Eugen Oswald 1879-1960
Oswald primarily worked as a painter with a studio in Munich. He also created many illustrations for postcards, posters, and the magazine Jugend in a highly stylized manner.
Wenzel Oswald 1883-Unknown
Oswald attended the Graphic Education and Research Institute followed by studies at the Vienna School of Applied Arts between 1906 and 1911. In addition to his illustrative work he became a designer of jewelry, glass, and books. He also designed postcards for the Wiener Werkstätte, which may include two unattributed cards. Nothing is known about this artist after 1934.
Richard Felton Outcault 1863-1928
In 1878 Outcault moved to Cincinnati to attend the School of Design at MaMicken University. After graduation he found a job as a technical illustrator for Electrical World, a Thomas Edison publication, and soon found himself at the Paris Worlds fair as an Edison representative. In 1890 he moved to Flushing, New York and began working as a comic artist for Truth, Judge, and Life magazines. In 1894 his Hogan’s Alley cartoons began appearing in Joseph Putlizer’s Sunday World, and within a year it became the first comic series to be printed in color. Outcault’s defection to Hearst’s Morning Journal in 1896 to draw the Yellow Kid caused much legal wrangling between the two papers, and for awhile there were two Yellow Kid strips running. There also remains much controversy over where these strips actually stand on a list of firsts. In any case Outcault was a true pioneer who helped lay the foundation for comic strips. Many readers did not like the Yellow Kid, which they felt had a corrupting influence on youth, so in 1902 he created the mischievous Buster Brown for the New York Herald based on a neighborhood child. After the strips syndication, Outcult felt cheated out of royalties and left in 1906 for Hearst’s Morning Journal where it ran as Buster Brown and his dog Tige. The Herald continued to run Buster Brown, now largely drawn by William Lawler until 1921. Seeing the financial possibilities in this character he formed the Outcault Advertising Company of Chicago in 1909, which licensed out the Buster Brown image for products and reproduction. It was used by a number of firms, but none so memorable as the Brown Shoe company. Ever since 1905 his popularity led to the use of his images on comic postcards as well as holiday cards. After retiring, Outcault turned his company over to his son, and he became a painter of portraits and landscapes.

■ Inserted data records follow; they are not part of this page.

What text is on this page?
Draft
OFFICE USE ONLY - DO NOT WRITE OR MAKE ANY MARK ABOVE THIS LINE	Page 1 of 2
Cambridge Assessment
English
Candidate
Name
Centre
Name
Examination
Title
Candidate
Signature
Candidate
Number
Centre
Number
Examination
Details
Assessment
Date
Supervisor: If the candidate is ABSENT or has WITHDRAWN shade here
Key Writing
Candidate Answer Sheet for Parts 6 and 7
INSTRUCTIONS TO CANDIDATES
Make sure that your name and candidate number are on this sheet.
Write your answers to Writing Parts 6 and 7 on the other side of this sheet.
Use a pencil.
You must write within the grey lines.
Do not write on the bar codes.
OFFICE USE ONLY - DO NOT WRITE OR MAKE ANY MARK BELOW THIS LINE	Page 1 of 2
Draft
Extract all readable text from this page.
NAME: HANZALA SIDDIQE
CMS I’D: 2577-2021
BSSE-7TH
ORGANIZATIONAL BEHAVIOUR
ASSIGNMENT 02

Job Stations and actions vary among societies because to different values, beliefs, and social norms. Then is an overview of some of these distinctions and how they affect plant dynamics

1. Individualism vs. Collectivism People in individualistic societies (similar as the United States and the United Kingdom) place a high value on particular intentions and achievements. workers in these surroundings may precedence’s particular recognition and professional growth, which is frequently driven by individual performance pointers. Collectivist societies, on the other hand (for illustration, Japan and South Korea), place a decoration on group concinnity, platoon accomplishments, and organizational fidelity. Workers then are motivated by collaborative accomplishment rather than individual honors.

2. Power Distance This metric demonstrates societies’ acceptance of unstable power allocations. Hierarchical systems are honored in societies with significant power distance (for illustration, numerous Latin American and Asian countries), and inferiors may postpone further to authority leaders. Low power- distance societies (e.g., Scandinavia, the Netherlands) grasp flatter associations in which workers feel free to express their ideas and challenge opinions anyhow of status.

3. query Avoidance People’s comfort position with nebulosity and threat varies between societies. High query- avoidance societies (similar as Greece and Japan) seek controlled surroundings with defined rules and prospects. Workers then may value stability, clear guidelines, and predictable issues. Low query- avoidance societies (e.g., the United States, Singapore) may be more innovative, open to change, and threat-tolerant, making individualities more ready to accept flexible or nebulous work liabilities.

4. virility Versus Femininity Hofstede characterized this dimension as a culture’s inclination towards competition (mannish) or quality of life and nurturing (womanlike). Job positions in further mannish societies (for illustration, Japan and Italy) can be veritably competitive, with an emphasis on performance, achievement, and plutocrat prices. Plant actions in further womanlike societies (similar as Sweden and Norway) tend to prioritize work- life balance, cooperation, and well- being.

Ida Rentoul Outhwaite 1888-1960
Born Ida Rentoul Sherbourne. She illustrated her first book, The New Idea in 1903, which just happened to be written by her sister Annie. They would collaborate on a number of children’s books together as the Rentoul Sisters. This was an unusual arrangement as Annie would write her stories around Ida’s pictures. Ida married Granbry Outhwaite in 1909, and they had four children together, who she would come to use as models. While most of her work revolved around fairies, her imaginary landscapes were populated by local flora and fauna giving her work an exotic edge over other illustrators. While she continued to work after World War One, her watercolored pen and ink drawings began to look old fashioned and her popularity declined. Many of here illustrations were placed on postcards by A. & C. Black of London.
Charles H. Overly 1900-?
Overly created landscape paintings and drawings in a realistic style from his studio in Cambridge, Massachusetts. Many of these drawings were used to create posters and postcards during the 1950’s and 60’s, most notably for the Williamsburg Restoration Society. His work tends to have the sense of immediacy of place.